Kalahari Desert
The Kalahari: Not Quite What “Desert” Usually Means
The Kalahari is technically not a true desert. Annual rainfall across most of the region (200-500mm per year) exceeds the scientific threshold for desert classification. It is a fossil desert: an ancient sandy environment from a much drier period millions of years ago that retains characteristic red sand dunes and sparse vegetation but now supports far more life than a true desert would. The red sand, the open skies, and the sparse bush give it a desert character that the ecological facts don’t entirely support. The distinction matters because the Kalahari has abundant wildlife that a true desert landscape would not: Kalahari lion prides adapted to this environment, brown hyenas, cheetah, wild dog, and in the wet season, enormous zebra and wildebeest migrations.
The region covers roughly 900,000 square kilometres across Botswana, Namibia, and South Africa’s Northern Cape.
Central Kalahari Game Reserve
One of the largest protected areas on Earth at over 52,000 square kilometres. The Central Kalahari was created in 1961 partly to protect San (Bushmen) communities living within it; the subsequent history of forced relocations and legal battles that went to the Botswana High Court is one of the more contested chapters in southern African conservation.
The wildlife is superb: the black-maned Kalahari lion (somewhat larger than its East African counterpart) is the regional icon. In the wet season (November through April), enormous herds of springbok are present, drawing predators in concentrations rarely seen elsewhere.
Self-drive is possible with a 4x4, camping gear, and substantial water supplies, there is no fuel or services inside the reserve. The nearest town is Maun, about 250km north of the Matswere entrance. Private guided camps operate inside the reserve and provide full logistics.
Makgadikgadi Pans
The remnants of an ancient lake that dried up roughly 10,000 years ago, leaving salt flats extending over 12,000 square kilometres in northeastern Botswana. In the dry season they are white and nearly featureless. In the wet season, periodic flooding brings flamingos, pelicans, and one of Africa’s most significant zebra migrations.
Kubu Island, a rocky outcrop with ancient baobab trees in the southern pan, gives the best sense of the geological scale. The night sky here, with zero light pollution and flat horizons in all directions, is among the best in southern Africa.
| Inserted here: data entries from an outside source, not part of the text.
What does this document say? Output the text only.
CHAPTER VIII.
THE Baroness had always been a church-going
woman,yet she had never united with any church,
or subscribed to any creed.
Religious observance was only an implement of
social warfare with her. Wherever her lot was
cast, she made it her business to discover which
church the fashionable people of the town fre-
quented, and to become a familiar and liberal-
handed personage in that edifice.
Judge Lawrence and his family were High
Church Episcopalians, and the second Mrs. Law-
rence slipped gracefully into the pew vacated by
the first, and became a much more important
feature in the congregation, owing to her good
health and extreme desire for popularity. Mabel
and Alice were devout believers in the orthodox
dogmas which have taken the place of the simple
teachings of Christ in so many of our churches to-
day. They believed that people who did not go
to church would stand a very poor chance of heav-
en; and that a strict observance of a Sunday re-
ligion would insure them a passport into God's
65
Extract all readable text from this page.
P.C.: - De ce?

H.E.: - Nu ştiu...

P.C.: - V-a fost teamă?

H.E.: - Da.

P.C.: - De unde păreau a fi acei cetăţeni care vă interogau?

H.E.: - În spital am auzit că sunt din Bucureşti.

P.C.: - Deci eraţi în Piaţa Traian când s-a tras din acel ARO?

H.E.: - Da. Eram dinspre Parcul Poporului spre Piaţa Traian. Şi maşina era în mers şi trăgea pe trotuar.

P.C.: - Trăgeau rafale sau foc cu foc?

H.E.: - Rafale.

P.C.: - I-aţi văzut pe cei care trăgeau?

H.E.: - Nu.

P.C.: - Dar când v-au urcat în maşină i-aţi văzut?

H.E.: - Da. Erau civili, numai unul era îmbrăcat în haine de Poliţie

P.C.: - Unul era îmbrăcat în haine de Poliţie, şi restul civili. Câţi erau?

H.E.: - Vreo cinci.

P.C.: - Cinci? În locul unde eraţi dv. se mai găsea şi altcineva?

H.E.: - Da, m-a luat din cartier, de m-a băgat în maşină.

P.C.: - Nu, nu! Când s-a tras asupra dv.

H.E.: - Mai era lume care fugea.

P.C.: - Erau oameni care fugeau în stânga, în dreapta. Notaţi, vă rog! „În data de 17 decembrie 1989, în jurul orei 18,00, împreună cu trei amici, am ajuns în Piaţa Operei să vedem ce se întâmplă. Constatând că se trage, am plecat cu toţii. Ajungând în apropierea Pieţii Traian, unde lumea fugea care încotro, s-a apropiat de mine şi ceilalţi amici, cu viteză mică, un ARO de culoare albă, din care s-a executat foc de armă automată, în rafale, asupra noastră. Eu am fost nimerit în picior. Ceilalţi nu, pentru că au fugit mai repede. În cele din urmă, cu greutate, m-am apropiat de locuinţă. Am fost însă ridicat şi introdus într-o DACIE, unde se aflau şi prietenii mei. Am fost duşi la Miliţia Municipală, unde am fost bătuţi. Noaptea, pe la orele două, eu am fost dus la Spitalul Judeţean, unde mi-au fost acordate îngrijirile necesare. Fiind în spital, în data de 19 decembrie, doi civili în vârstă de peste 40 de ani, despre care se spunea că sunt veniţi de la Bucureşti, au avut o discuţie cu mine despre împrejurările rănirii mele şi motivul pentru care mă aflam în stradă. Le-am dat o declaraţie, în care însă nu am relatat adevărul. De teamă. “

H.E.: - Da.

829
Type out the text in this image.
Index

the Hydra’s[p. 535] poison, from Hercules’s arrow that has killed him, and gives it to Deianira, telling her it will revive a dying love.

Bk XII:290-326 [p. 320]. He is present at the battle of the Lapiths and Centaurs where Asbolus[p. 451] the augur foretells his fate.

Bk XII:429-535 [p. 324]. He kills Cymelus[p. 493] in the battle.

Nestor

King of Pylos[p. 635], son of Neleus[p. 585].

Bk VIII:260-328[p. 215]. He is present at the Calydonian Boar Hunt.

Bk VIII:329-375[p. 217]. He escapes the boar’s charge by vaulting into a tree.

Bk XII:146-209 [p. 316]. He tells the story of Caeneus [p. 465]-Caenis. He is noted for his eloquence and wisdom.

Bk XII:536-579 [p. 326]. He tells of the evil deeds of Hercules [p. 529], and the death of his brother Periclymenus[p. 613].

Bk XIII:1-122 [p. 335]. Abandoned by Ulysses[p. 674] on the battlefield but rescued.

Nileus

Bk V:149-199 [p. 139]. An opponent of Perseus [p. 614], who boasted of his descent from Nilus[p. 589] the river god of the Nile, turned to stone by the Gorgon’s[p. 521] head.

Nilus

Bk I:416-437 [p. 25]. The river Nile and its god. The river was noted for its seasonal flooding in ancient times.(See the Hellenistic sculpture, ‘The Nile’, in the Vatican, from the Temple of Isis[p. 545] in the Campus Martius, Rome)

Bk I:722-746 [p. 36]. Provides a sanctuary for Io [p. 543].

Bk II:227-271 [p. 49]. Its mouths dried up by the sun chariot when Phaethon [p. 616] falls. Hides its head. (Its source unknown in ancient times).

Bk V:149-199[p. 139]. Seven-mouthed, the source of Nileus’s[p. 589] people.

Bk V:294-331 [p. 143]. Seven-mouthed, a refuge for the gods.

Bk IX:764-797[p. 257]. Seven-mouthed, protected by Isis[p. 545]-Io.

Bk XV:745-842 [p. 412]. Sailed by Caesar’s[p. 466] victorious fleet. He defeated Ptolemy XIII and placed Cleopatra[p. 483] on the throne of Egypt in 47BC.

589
Baines’ Baobabs in Nxai Pan National Park immediately north: photographed by Thomas Baines in 1862 and almost unchanged today. Baobabs of this size grow at barely measurable rates and are likely over 1,000 years old.
Tsodilo Hills
Four quartzite outcrops in northwest Botswana containing over 4,500 rock paintings attributed to San hunters over roughly 4,000 years. A UNESCO World Heritage Site, considered sacred by local Ju|‘hoan San communities. A guide is required; arrange through the community reception area at the base of the hills. Allow a full day for the main painting sites.
Practical Notes
Maun is the gateway city, served by domestic flights from Johannesburg and Gaborone. Car rental with 4x4 capability is available in Maun.
May through October is the dry season and prime wildlife viewing period. Summer temperatures in the Central Kalahari reach 40-45C. Winter nights (June-August) can drop below 0C. Pack for both.